Sunday, February 16, 2014

I'm in Control

I've been on an incredible parenting journey the last year or so.

Together, Husband and I have been trying to learn and adapt ourselves to be more patient, non-aggressive, non-violent, peaceful parents. Empathy is sometimes a hard thing to teach if you struggle to be empathetic toward yourself.

I recently heard a quote I love:

                Empathy isn't taught. It’s caught.

So I’m trying hard to be more empathetic so our Monsters can catch it. Sometimes empathy starts with autonomy.  

As mothers, autonomy isn't something we typically excel at. We feel guilty locking the bathroom door while we poop or shower. We feel guilty wanting to grocery shop alone.  I cannot teach my Monsters to be strong and independent if I never allow myself the right of autonomy and self-governance. That means the guilt has to go away. It is perfectly acceptable to pee alone and shop for jeans without the family in-tow.

Guilt does not serve me. It doesn't put food on the table, buy groceries, fold laundry, keep me sane, or change diapers. Let the guilt go. **deep breaths**

As I’m learning to allow myself space, I’m noticing how empowered my Monsters are becoming in their own skin.

Monster Man REALLY likes to antagonize Princess Girl, just as most older brothers do their little sisters, especially in the car, but tonight on our drive home as he began to pick at her, she held her palm up to him. Calmly, and a little loudly, she said “Stop. My in control my body. My not listening.”

It only took a small prompting for her to remember that only she is in control of her body, just as he is the only one in control of his. They each have used this in their own defense. Monster Man even told a beloved relative that he could not have a hug because “only I control my body. I hug when I’m ready.”

How profound that at the ages of 2 and 3, they already have a grasp on something that took me nearly 27 years to just begin learn.
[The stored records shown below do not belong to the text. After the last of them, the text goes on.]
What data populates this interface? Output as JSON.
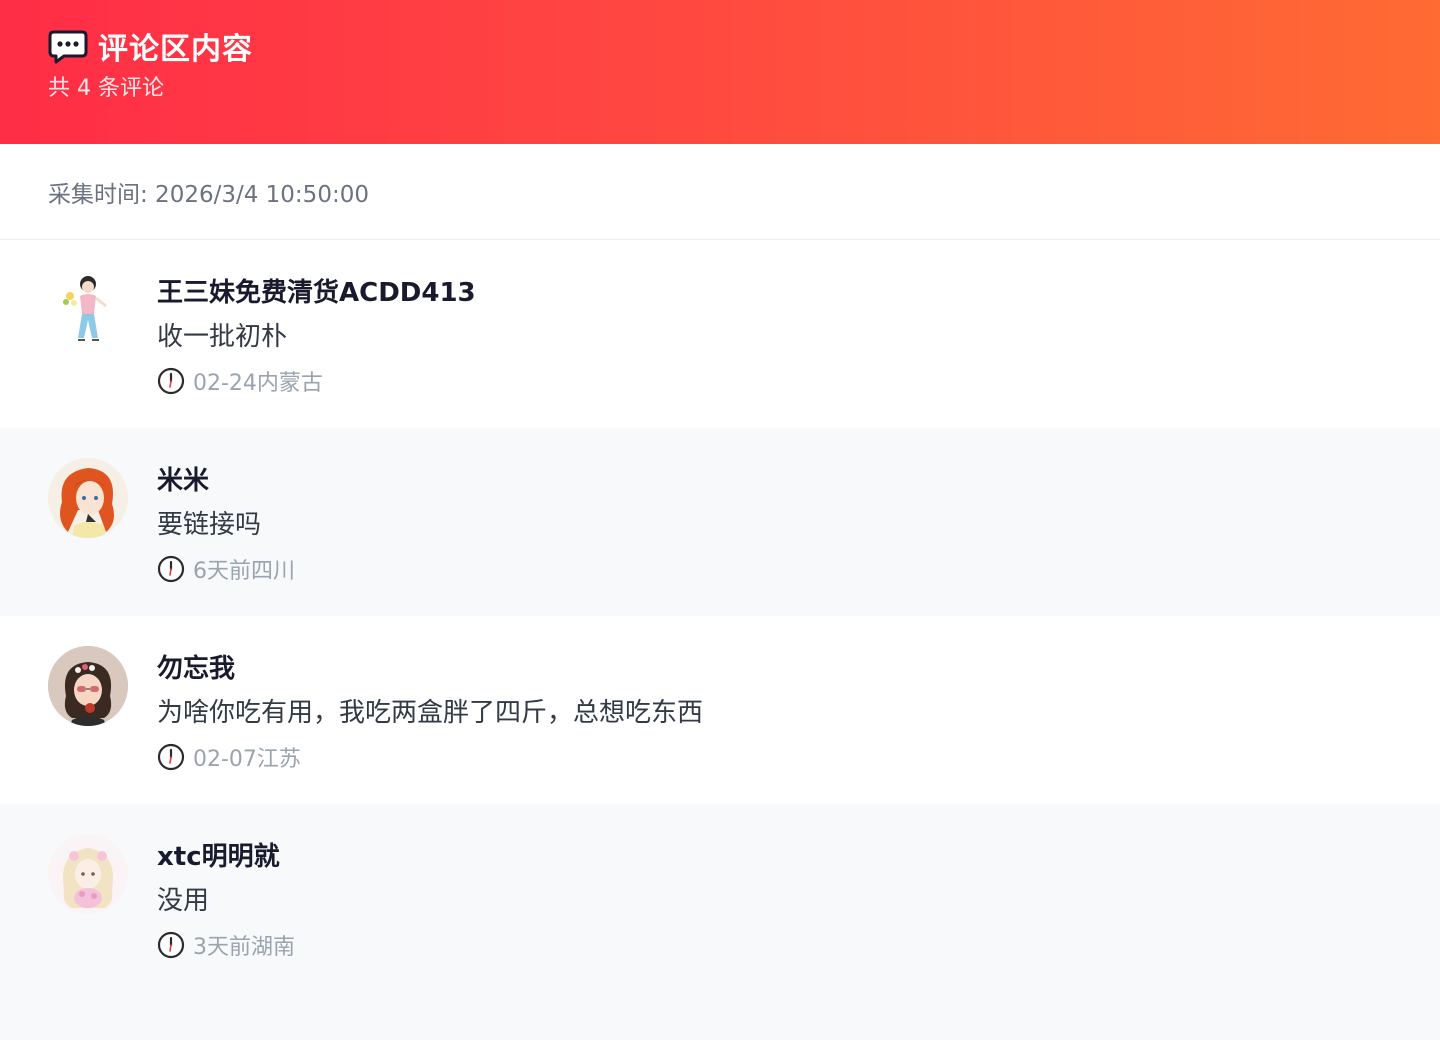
{
  "header": {
    "icon": "speech-bubble-icon",
    "title": "评论区内容",
    "subtitle": "共 4 条评论"
  },
  "meta": {
    "collect_time": "采集时间: 2026/3/4 10:50:00"
  },
  "comments": [
    {
      "name": "王三妹免费清货ACDD413",
      "text": "收一批初朴",
      "time_location": "02-24内蒙古",
      "avatar": "avatar-girl-with-flowers"
    },
    {
      "name": "米米",
      "text": "要链接吗",
      "time_location": "6天前四川",
      "avatar": "avatar-red-haired-girl"
    },
    {
      "name": "勿忘我",
      "text": "为啥你吃有用，我吃两盒胖了四斤，总想吃东西",
      "time_location": "02-07江苏",
      "avatar": "avatar-girl-with-sunglasses"
    },
    {
      "name": "xtc明明就",
      "text": "没用",
      "time_location": "3天前湖南",
      "avatar": "avatar-blonde-girl-pink"
    }
  ],
  "colors": {
    "header_gradient_start": "#ff2d47",
    "header_gradient_end": "#ff6b33",
    "alt_row_bg": "#f8f9fa"
  }
}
Learning this has been HUGE for my Monsters. Unfortunately, it makes them even more head strong J but I know that no one will ever be able to push my kids around or force them into anything.  Ever.

I am so amazed every day at the strength of my wonderful Monsters who continually show me all the things I need to heal within myself. Heavenly Father knew exactly what we needed when He sent them to us and I thank Him every day.